Dec 2, 2013 by Rebecca Sullivan
Input subsidy programs—a mainstay of 1960s and 1970s international donor agendas—have regained favor in Africa south of the Sahara in recent years. Although 10 African countries spent more than $1 billion on these programs in 2011 alone, little information exists on the impacts the programs are having on households and communities.
In a synthesis article appearing in a special issue of Agricultural Economics, authors T.S. Jayne of the Department of Agricultural, Food, and Resource Economics at Michigan State University and Shahidur Rashid, Senior Research Fellow at IFPRI, review micro-level research on input subsidy programs since the mid-2000s.

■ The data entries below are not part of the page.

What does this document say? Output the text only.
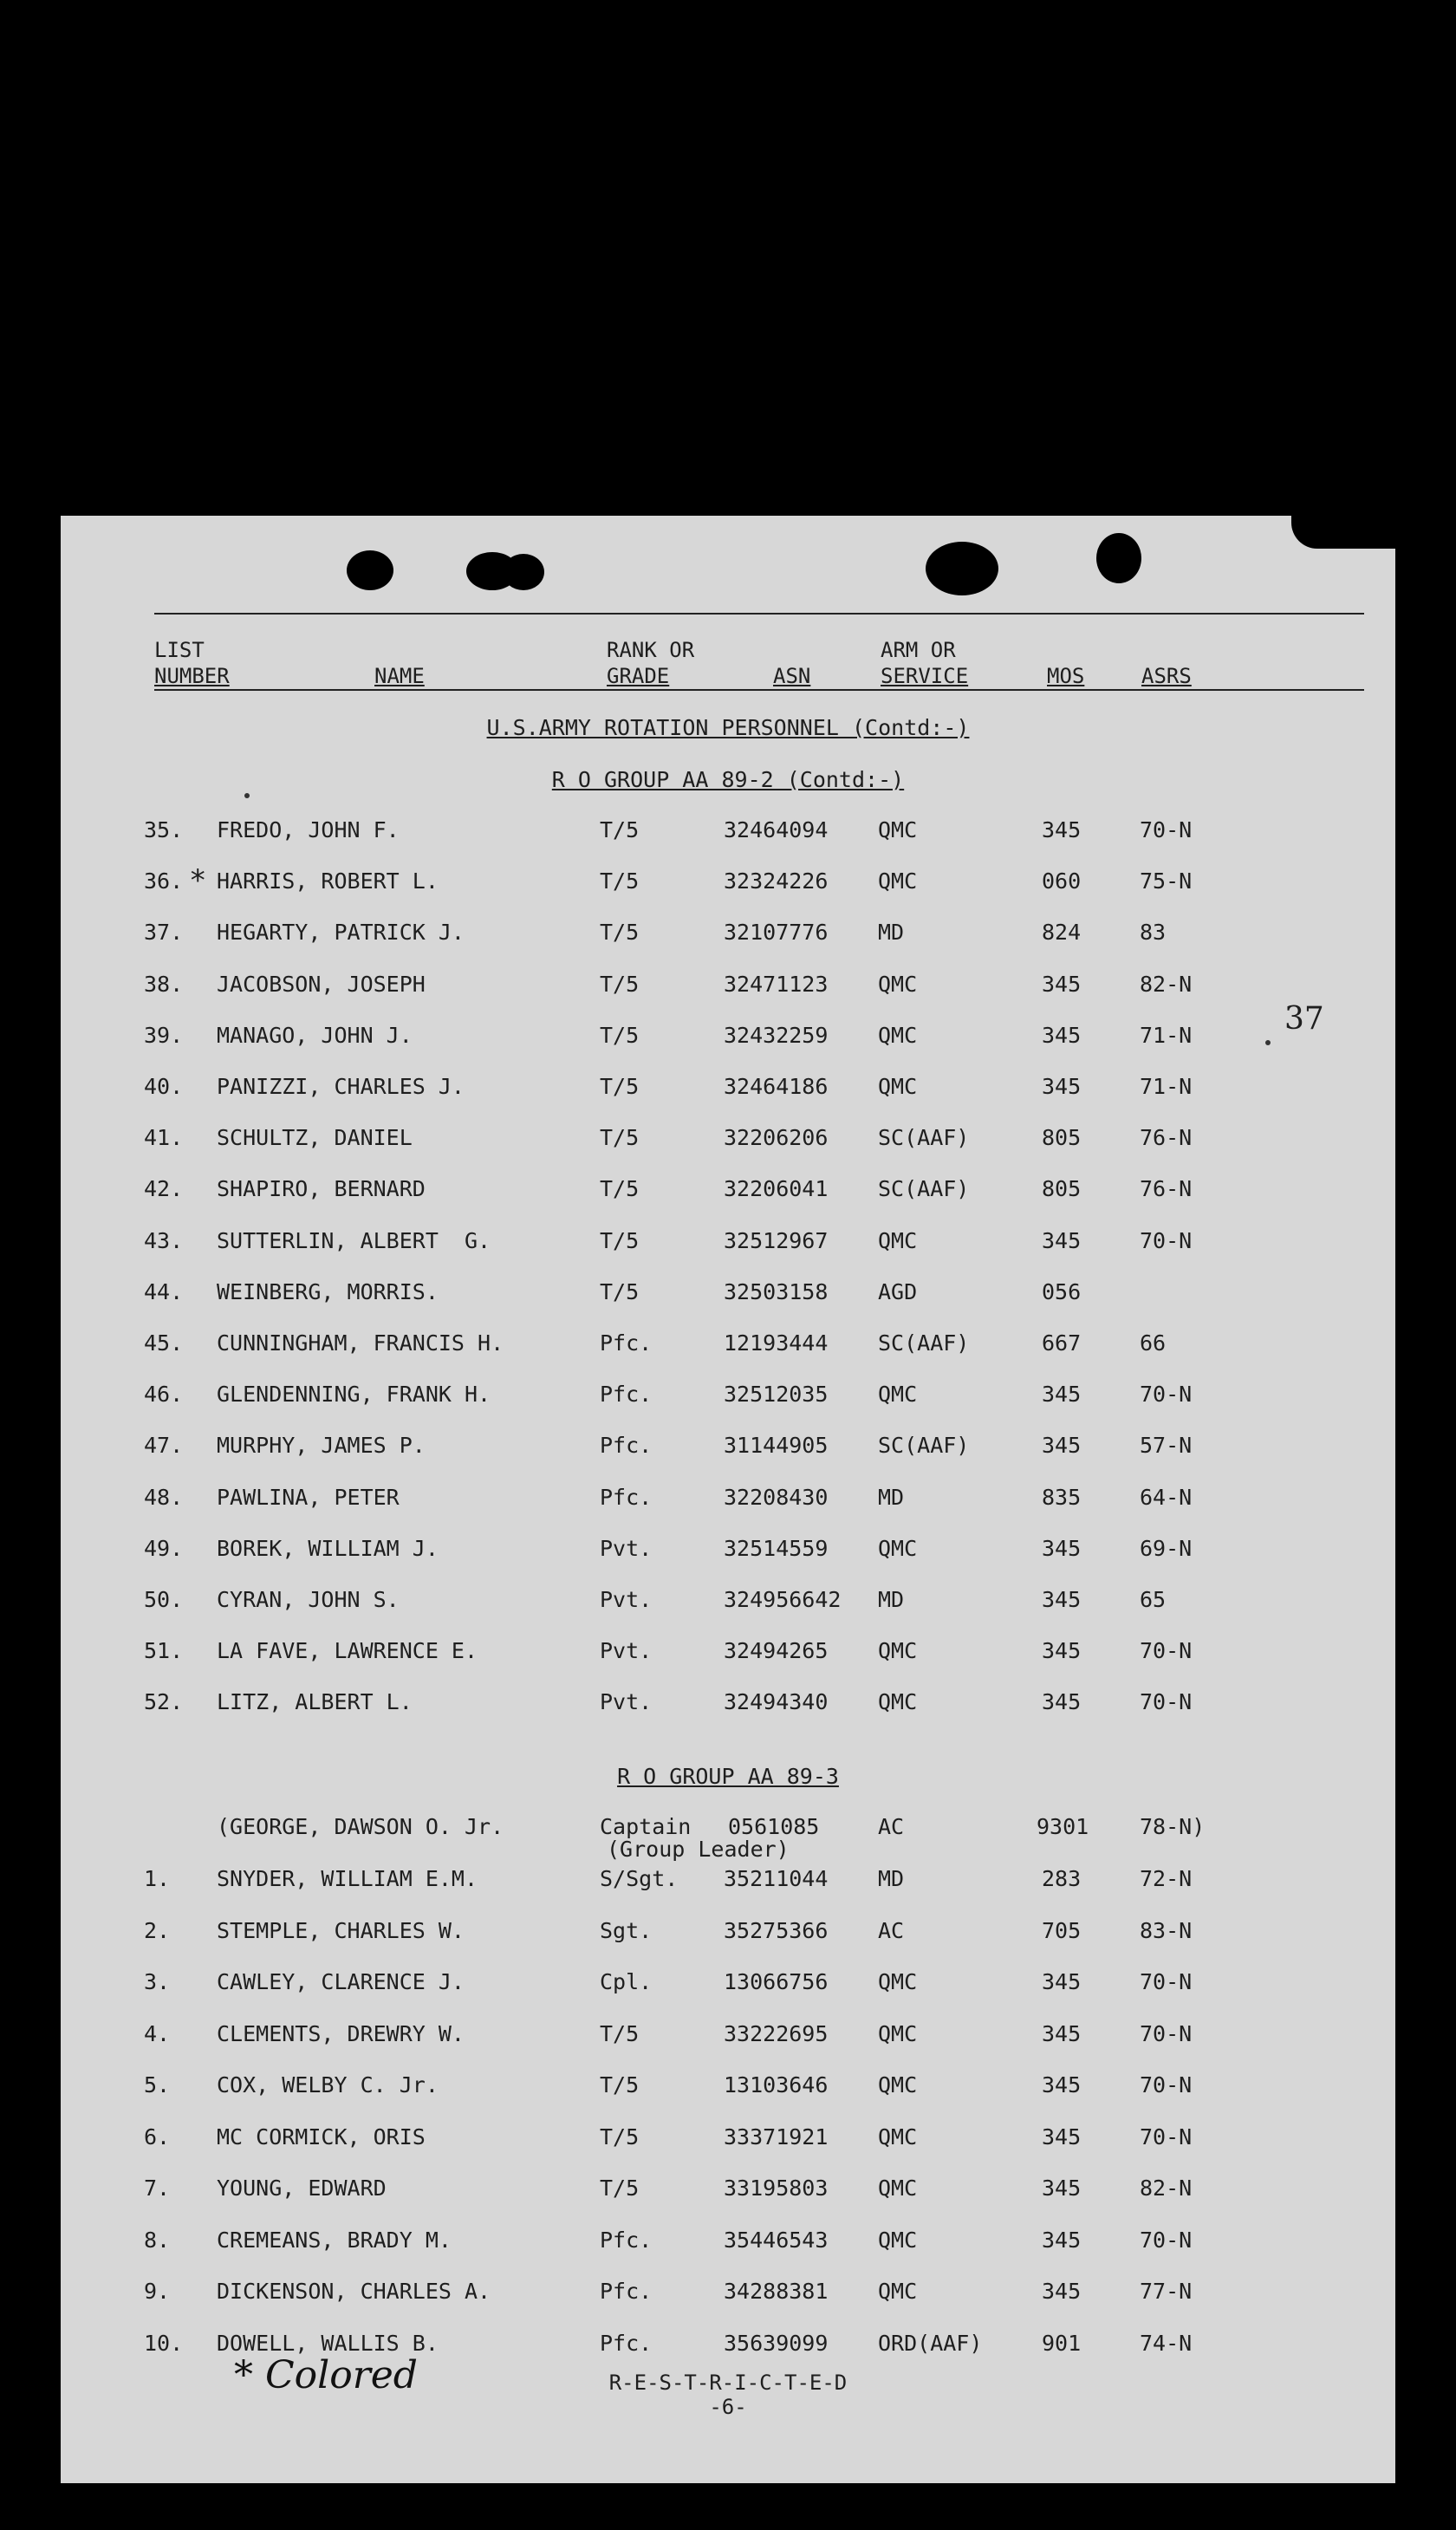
LIST
NUMBER	NAME
RANK OR
GRADE	ASN
ARM OR
SERVICE	MOS	ASRS
U.S.ARMY ROTATION PERSONNEL (Contd:-)
R O GROUP AA 89-2 (Contd:-)
35. FREDO, JOHN F.	T/5	32464094 QMC	345	70-N
36. HARRIS, ROBERT L.	T/5	32324226 QMC	060	75-N
*
37. HEGARTY, PATRICK J.	T/5	32107776 MD	824	83
38. JACOBSON, JOSEPH	T/5	32471123 QMC	345	82-N
39. MANAGO, JOHN J.	T/5	32432259 QMC	345	71-N
40. PANIZZI, CHARLES J.	T/5	32464186 QMC	345	71-N
41. SCHULTZ, DANIEL	T/5	32206206 SC(AAF)	805	76-N
42. SHAPIRO, BERNARD	T/5	32206041 SC(AAF)	805	76-N
43. SUTTERLIN, ALBERT  G.	T/5	32512967 QMC	345	70-N
44. WEINBERG, MORRIS.	T/5	32503158 AGD	056
45. CUNNINGHAM, FRANCIS H.	Pfc.	12193444 SC(AAF)	667	66
46. GLENDENNING, FRANK H.	Pfc.	32512035 QMC	345	70-N
47. MURPHY, JAMES P.	Pfc.	31144905 SC(AAF)	345	57-N
48. PAWLINA, PETER	Pfc.	32208430 MD	835	64-N
49. BOREK, WILLIAM J.	Pvt.	32514559 QMC	345	69-N
50. CYRAN, JOHN S.	Pvt.	324956642 MD	345	65
51. LA FAVE, LAWRENCE E.	Pvt.	32494265 QMC	345	70-N
52. LITZ, ALBERT L.	Pvt.	32494340 QMC	345	70-N
R O GROUP AA 89-3
(GEORGE, DAWSON O. Jr.	Captain 0561085	AC	9301 78-N)
(Group Leader)
1. SNYDER, WILLIAM E.M.	S/Sgt. 35211044 MD	283	72-N
2. STEMPLE, CHARLES W.	Sgt.	35275366 AC	705	83-N
3. CAWLEY, CLARENCE J.	Cpl.	13066756 QMC	345	70-N
4. CLEMENTS, DREWRY W.	T/5	33222695 QMC	345	70-N
5. COX, WELBY C. Jr.	T/5	13103646 QMC	345	70-N
6. MC CORMICK, ORIS	T/5	33371921 QMC	345	70-N
7. YOUNG, EDWARD	T/5	33195803 QMC	345	82-N
8. CREMEANS, BRADY M.	Pfc.	35446543 QMC	345	70-N
9. DICKENSON, CHARLES A.	Pfc.	34288381 QMC	345	77-N
10. DOWELL, WALLIS B.	Pfc.	35639099 ORD(AAF)	901	74-N
37
* Colored	R-E-S-T-R-I-C-T-E-D
-6-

They conclude that while the welfare effects of these subsidies are nebulous, the programs may be here to stay. Opponents of the programs say they do not effectively target and reach smallholders, have high operating costs, and are susceptible to corruption. But many politicians defend the programs because they are a highly visible means of showing support to constituents and they are a quick way to improve crop production—so politicians can reap the rewards of these policies while still in office, as opposed to investing in programs with longer-term benefits.
Given that these subsidies are not likely to be eliminated any time soon, Jayne and Rashid looked into designing “smarter” subsidies, assessing various factors such as who receive them, the impacts of the subsidies on country-wide fertilizer usage, the effects of fertilizer usage on crop production, and how subsidies affect food prices and poverty rates.
They found that governments can ensure that subsidy programs better achieve their aims, and become “smarter,” by:
- Targeting subsidies to households that would not otherwise buy fertilizer;
- Encouraging private-sector involvement;
- Reducing fertilizer prices by addressing issues in the supply chain;
- Supporting output markets;
- Promoting training and educational programs for farmers on fertilizer usage.